Connecticut voters support allowing doctors to legally prescribe lethal drugs to help terminally ill patients end their own lives, a Quinnipiac University poll released today finds.
"Public support for allowing assisted dying in Connecticut is a very personal issue, crossing partisan, gender and age lines," Douglas Schwartz, director of the Quinnipiac University poll, said in a statement.
The poll found support to be 61 percent to 32 percent.
Quinnipiac also found voters to be closely divided on whether they would ask a doctor to help them take their own life. Thirty-nine percent said no in all cases, while 33 percent said they would if they were terminally ill and another 12 percent would if they were terminally ill and in pain.

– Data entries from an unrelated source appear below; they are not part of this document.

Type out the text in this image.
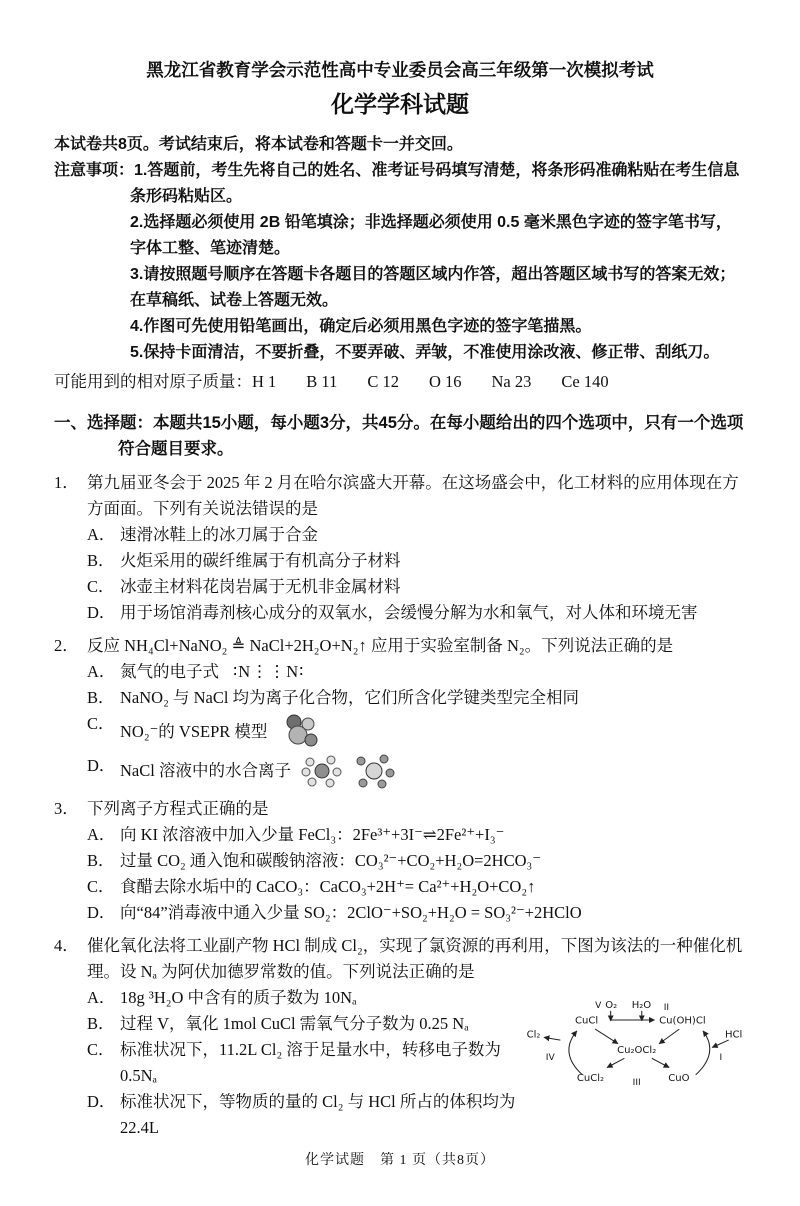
黑龙江省教育学会示范性高中专业委员会高三年级第一次模拟考试
化学学科试题
本试卷共8页。考试结束后，将本试卷和答题卡一并交回。
注意事项：1.答题前，考生先将自己的姓名、准考证号码填写清楚，将条形码准确粘贴在考生信息条形码粘贴区。
2.选择题必须使用 2B 铅笔填涂；非选择题必须使用 0.5 毫米黑色字迹的签字笔书写，字体工整、笔迹清楚。
3.请按照题号顺序在答题卡各题目的答题区域内作答，超出答题区域书写的答案无效；在草稿纸、试卷上答题无效。
4.作图可先使用铅笔画出，确定后必须用黑色字迹的签字笔描黑。
5.保持卡面清洁，不要折叠，不要弄破、弄皱，不准使用涂改液、修正带、刮纸刀。
可能用到的相对原子质量： H 1 B 11 C 12 O 16 Na 23 Ce 140
一、选择题：本题共15小题，每小题3分，共45分。在每小题给出的四个选项中，只有一个选项符合题目要求。
1． 第九届亚冬会于 2025 年 2 月在哈尔滨盛大开幕。在这场盛会中，化工材料的应用体现在方方面面。下列有关说法错误的是
A． 速滑冰鞋上的冰刀属于合金
B． 火炬采用的碳纤维属于有机高分子材料
C． 冰壶主材料花岗岩属于无机非金属材料
D． 用于场馆消毒剂核心成分的双氧水，会缓慢分解为水和氧气，对人体和环境无害
2． 反应 NH₄Cl+NaNO₂ ≜ NaCl+2H₂O+N₂↑ 应用于实验室制备 N₂。下列说法正确的是
A． 氮气的电子式 ∶N⋮⋮N∶
B． NaNO₂ 与 NaCl 均为离子化合物，它们所含化学键类型完全相同
C． NO₂⁻的 VSEPR 模型
D． NaCl 溶液中的水合离子
3． 下列离子方程式正确的是
A． 向 KI 浓溶液中加入少量 FeCl₃：2Fe³⁺+3I⁻⇌2Fe²⁺+I₃⁻
B． 过量 CO₂ 通入饱和碳酸钠溶液：CO₃²⁻+CO₂+H₂O=2HCO₃⁻
C． 食醋去除水垢中的 CaCO₃：CaCO₃+2H⁺= Ca²⁺+H₂O+CO₂↑
D． 向“84”消毒液中通入少量 SO₂：2ClO⁻+SO₂+H₂O = SO₃²⁻+2HClO
4． 催化氧化法将工业副产物 HCl 制成 Cl₂，实现了氯资源的再利用，下图为该法的一种催化机理。设 Nₐ 为阿伏加德罗常数的值。下列说法正确的是
A． 18g ³H₂O 中含有的质子数为 10Nₐ
B． 过程 V，氧化 1mol CuCl 需氧气分子数为 0.25 Nₐ
C． 标准状况下，11.2L Cl₂ 溶于足量水中，转移电子数为 0.5Nₐ
D． 标准状况下，等物质的量的 Cl₂ 与 HCl 所占的体积均为 22.4L
V O₂ H₂O II
CuCl	Cu(OH)Cl
HCl
I
Cl₂
IV
Cu₂OCl₂
CuCl₂	III	CuO
化学试题　第 1 页（共8页）
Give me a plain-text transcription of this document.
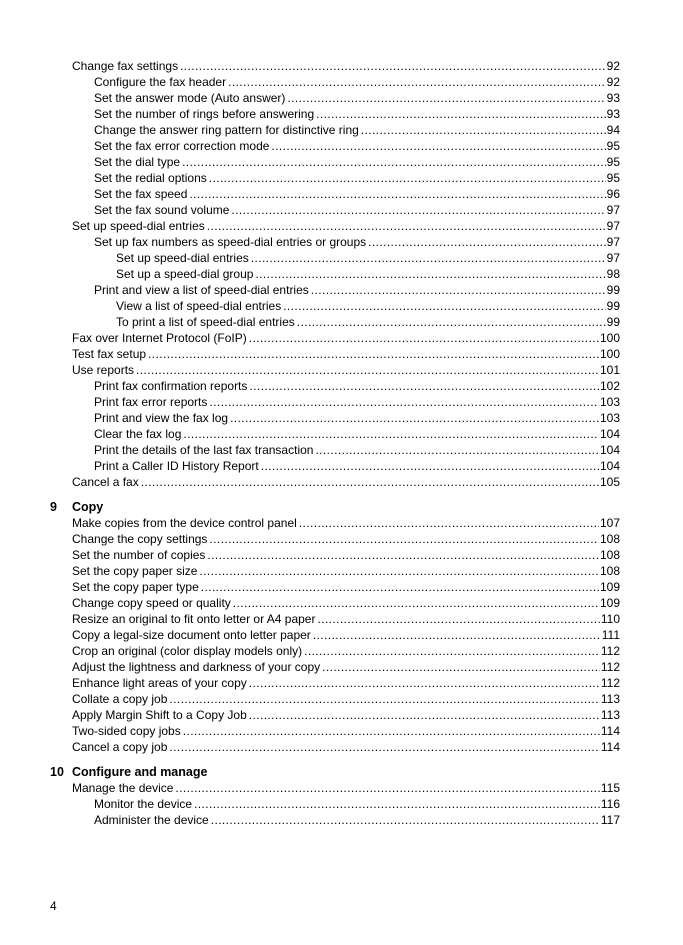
Change fax settings .....	92
Configure the fax header .....	92
Set the answer mode (Auto answer) .....	93
Set the number of rings before answering .....	93
Change the answer ring pattern for distinctive ring .....	94
Set the fax error correction mode .....	95
Set the dial type .....	95
Set the redial options .....	95
Set the fax speed .....	96
Set the fax sound volume .....	97
Set up speed-dial entries .....	97
Set up fax numbers as speed-dial entries or groups .....	97
Set up speed-dial entries .....	97
Set up a speed-dial group .....	98
Print and view a list of speed-dial entries .....	99
View a list of speed-dial entries .....	99
To print a list of speed-dial entries .....	99
Fax over Internet Protocol (FoIP) .....	100
Test fax setup .....	100
Use reports .....	101
Print fax confirmation reports .....	102
Print fax error reports .....	103
Print and view the fax log .....	103
Clear the fax log .....	104
Print the details of the last fax transaction .....	104
Print a Caller ID History Report .....	104
Cancel a fax .....	105
9 Copy
Make copies from the device control panel .....	107
Change the copy settings .....	108
Set the number of copies .....	108
Set the copy paper size .....	108
Set the copy paper type .....	109
Change copy speed or quality .....	109
Resize an original to fit onto letter or A4 paper .....	110
Copy a legal-size document onto letter paper .....	111
Crop an original (color display models only) .....	112
Adjust the lightness and darkness of your copy .....	112
Enhance light areas of your copy .....	112
Collate a copy job .....	113
Apply Margin Shift to a Copy Job .....	113
Two-sided copy jobs .....	114
Cancel a copy job .....	114
10 Configure and manage
Manage the device .....	115
Monitor the device .....	116
Administer the device .....	117
4
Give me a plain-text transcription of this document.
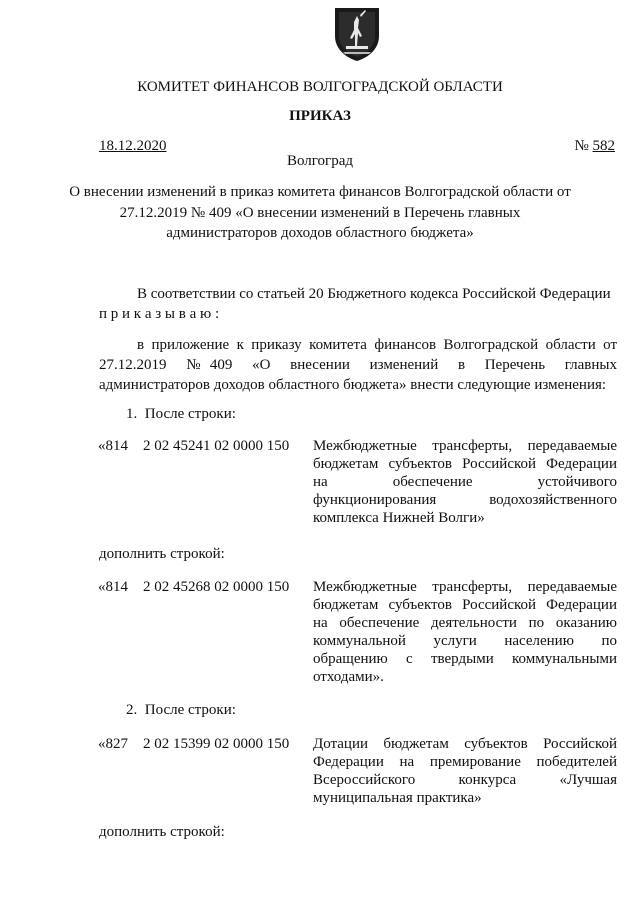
КОМИТЕТ ФИНАНСОВ ВОЛГОГРАДСКОЙ ОБЛАСТИ
ПРИКАЗ
18.12.2020	№ 582
Волгоград
О внесении изменений в приказ комитета финансов Волгоградской области от
27.12.2019 № 409 «О внесении изменений в Перечень главных
администраторов доходов областного бюджета»
В соответствии со статьей 20 Бюджетного кодекса Российской Федерации
п р и к а з ы в а ю :
в приложение к приказу комитета финансов Волгоградской области от
27.12.2019   № 409   «О   внесении   изменений   в   Перечень   главных
администраторов доходов областного бюджета» внести следующие изменения:
1.  После строки:
«814    2 02 45241 02 0000 150 Межбюджетные трансферты, передаваемые
бюджетам субъектов Российской Федерации
на обеспечение устойчивого
функционирования водохозяйственного
комплекса Нижней Волги»
дополнить строкой:
«814    2 02 45268 02 0000 150 Межбюджетные трансферты, передаваемые
бюджетам субъектов Российской Федерации
на обеспечение деятельности по оказанию
коммунальной услуги населению по
обращению с твердыми коммунальными
отходами».
2.  После строки:
«827    2 02 15399 02 0000 150 Дотации бюджетам субъектов Российской
Федерации на премирование победителей
Всероссийского конкурса «Лучшая
муниципальная практика»
дополнить строкой:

On another emotional issue, Connecticut voters favor the death penalty 57 percent to 34 percent when asked a simple "favor or oppose" question.
However, voters are divided 47 percent to 47 percent on whether they approve or disapprove of a 2012 law that replaces the death penalty with life in prison with no chance of parole.
Women approve the new law 50 to 43 percent, while men disapprove 52 - 43 percent.
"Support for the death penalty has dropped 10 points in three years, from a high of 67 percent to a low of 57 percent. Perhaps this is a case of opinion following policy, as Connecticut abolished the death penalty in 2012," Schwartz said. "As we've seen in our past polls on the death penalty, when voters are given the choice of the death penalty or life in prison with no chance of parole, support for the death penalty drops. When asked the question this way, voters are evenly divided."